“It’s all a flow of spirit,” says the ould man.
“It’s a flow of spirits that causes it generally,” says the priest; “but it’s all your own fault, Sir Thomas, and I often tould ye so. Instead of lettin’ him stick to his larnin’, ye would have him brought up yer own way, ridin’ three times a week to the Clonsallagh hounds, and shooting at chalked men on the barn door through the remainder.”
“Arrah, be quiet,” says the ould gentleman. “Though he’s my son—at laste I have his mother’s word for it—is there a nater horseman within the Shannon? Put Dick Macnamara on the pig-skin with any thing daeent anunder him, and I’ll back him over a sportin’ country for all I’m worth in the world.”
“Ay,” said the priest, in a side-whisper; “and if ye lost, the divil a much the winner would be the better.”
“He’s six feet in his stockings—sound as a bell—he’ll throw any man of his inches in the province, and dance the pater-o-pee * afterwards.”
“Arrah,” says the priest, “if there’s no way of payin’ the mortgage but by dancin’ the pater-o-pee, out we bundle at November.”
* A dance peculiar to Connemara.
“And why shouldn’t he marry an heiress?” says the ould man.

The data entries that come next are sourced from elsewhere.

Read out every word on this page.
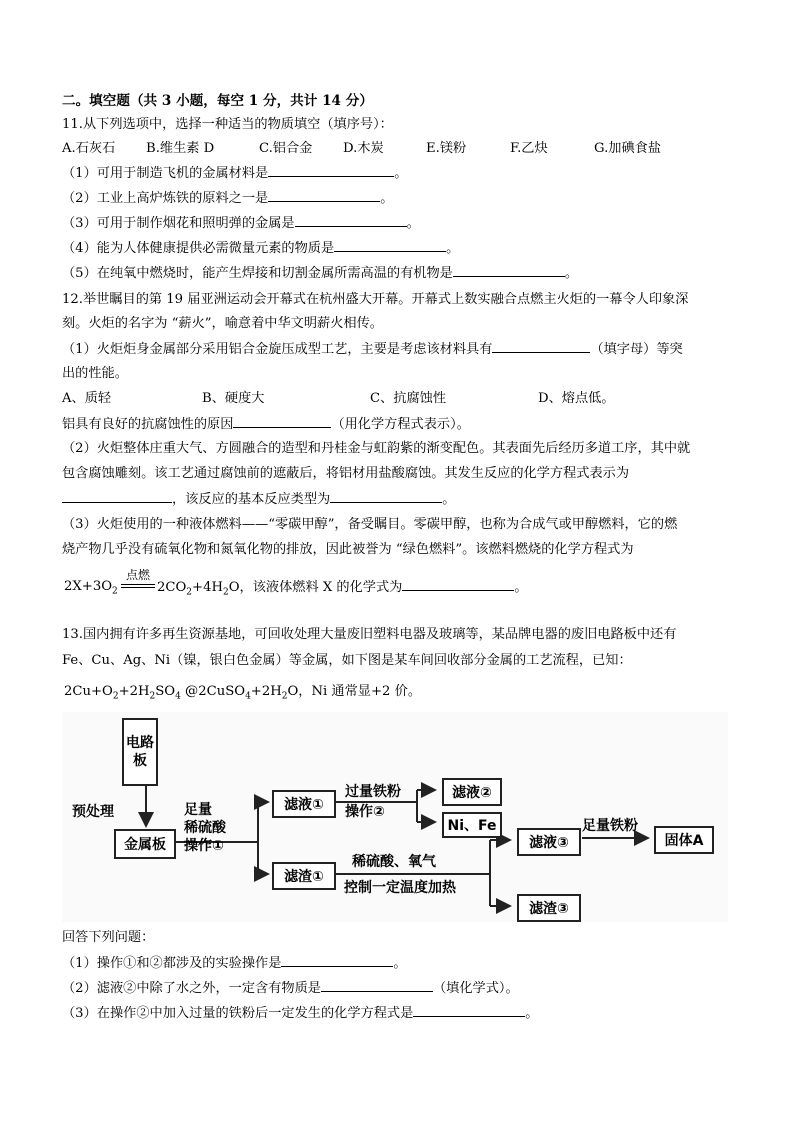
二。填空题（共 3 小题，每空 1 分，共计 14 分）
11.从下列选项中，选择一种适当的物质填空（填序号）：
A.石灰石 B.维生素 D	C.铝合金 D.木炭	E.镁粉	F.乙炔	G.加碘食盐
（1）可用于制造飞机的金属材料是	。
（2）工业上高炉炼铁的原料之一是	。
（3）可用于制作烟花和照明弹的金属是	。
（4）能为人体健康提供必需微量元素的物质是	。
（5）在纯氧中燃烧时，能产生焊接和切割金属所需高温的有机物是	。
12.举世瞩目的第 19 届亚洲运动会开幕式在杭州盛大开幕。开幕式上数实融合点燃主火炬的一幕令人印象深
刻。火炬的名字为 “薪火”，喻意着中华文明薪火相传。
（1）火炬炬身金属部分采用铝合金旋压成型工艺，主要是考虑该材料具有	（填字母）等突
出的性能。
A、质轻	B、硬度大	C、抗腐蚀性	D、熔点低。
铝具有良好的抗腐蚀性的原因	（用化学方程式表示）。
（2）火炬整体庄重大气、方圆融合的造型和丹桂金与虹韵紫的渐变配色。其表面先后经历多道工序，其中就
包含腐蚀雕刻。该工艺通过腐蚀前的遮蔽后，将铝材用盐酸腐蚀。其发生反应的化学方程式表示为
，该反应的基本反应类型为	。
（3）火炬使用的一种液体燃料——“零碳甲醇”，备受瞩目。零碳甲醇，也称为合成气或甲醇燃料，它的燃
烧产物几乎没有硫氧化物和氮氧化物的排放，因此被誉为 “绿色燃料”。该燃料燃烧的化学方程式为
点燃
$2X+3O_2$	$2CO_2+4H_2O$，该液体燃料 X 的化学式为	。
13.国内拥有许多再生资源基地，可回收处理大量废旧塑料电器及玻璃等，某品牌电器的废旧电路板中还有
Fe、Cu、Ag、Ni（镍，银白色金属）等金属，如下图是某车间回收部分金属的工艺流程，已知：
$2Cu+O_2+2H_2SO_4$ $@2CuSO_4+2H_2O$，Ni 通常显+2 价。
电路板
预处理
金属板
足量
稀硫酸
操作①
滤液①
滤渣①
过量铁粉
操作②
滤液②
Ni、Fe
稀硫酸、氧气
控制一定温度加热
滤液③
滤渣③
足量铁粉
固体A
回答下列问题：
（1）操作①和②都涉及的实验操作是	。
（2）滤液②中除了水之外，一定含有物质是	（填化学式）。
（3）在操作②中加入过量的铁粉后一定发生的化学方程式是	。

“First,” says Father Butler, “because he has no luck; and second, because he has no larnin’. Wasn’t I returnin’ from a sick-call only yesterday, and as God’s goodness would have it, didn’t I meet my Lady French’s messenger with a note?—‘Who’s that from?’ says I. ‘Mr. Dick Macnamara,’ says he. Well, I had a misdoubtin’ about it, and so I opens the note—and—Mona-sin-dhiaoul!—Lord forgive me for sayin’ so!—if he hadn’t spelt ‘compliments’ with a K!”
“And if he spelt it with two K’s,” says the ould gentleman, “will that hinder him marryin’ a woman if she wants a husband? I tell ye what, there’s more sense in what Shemus Rhua says than any of ye seems to know. Wasn’t the family as badly off when my grandfather—God rest his soul!—ran away with Miss Kelly?”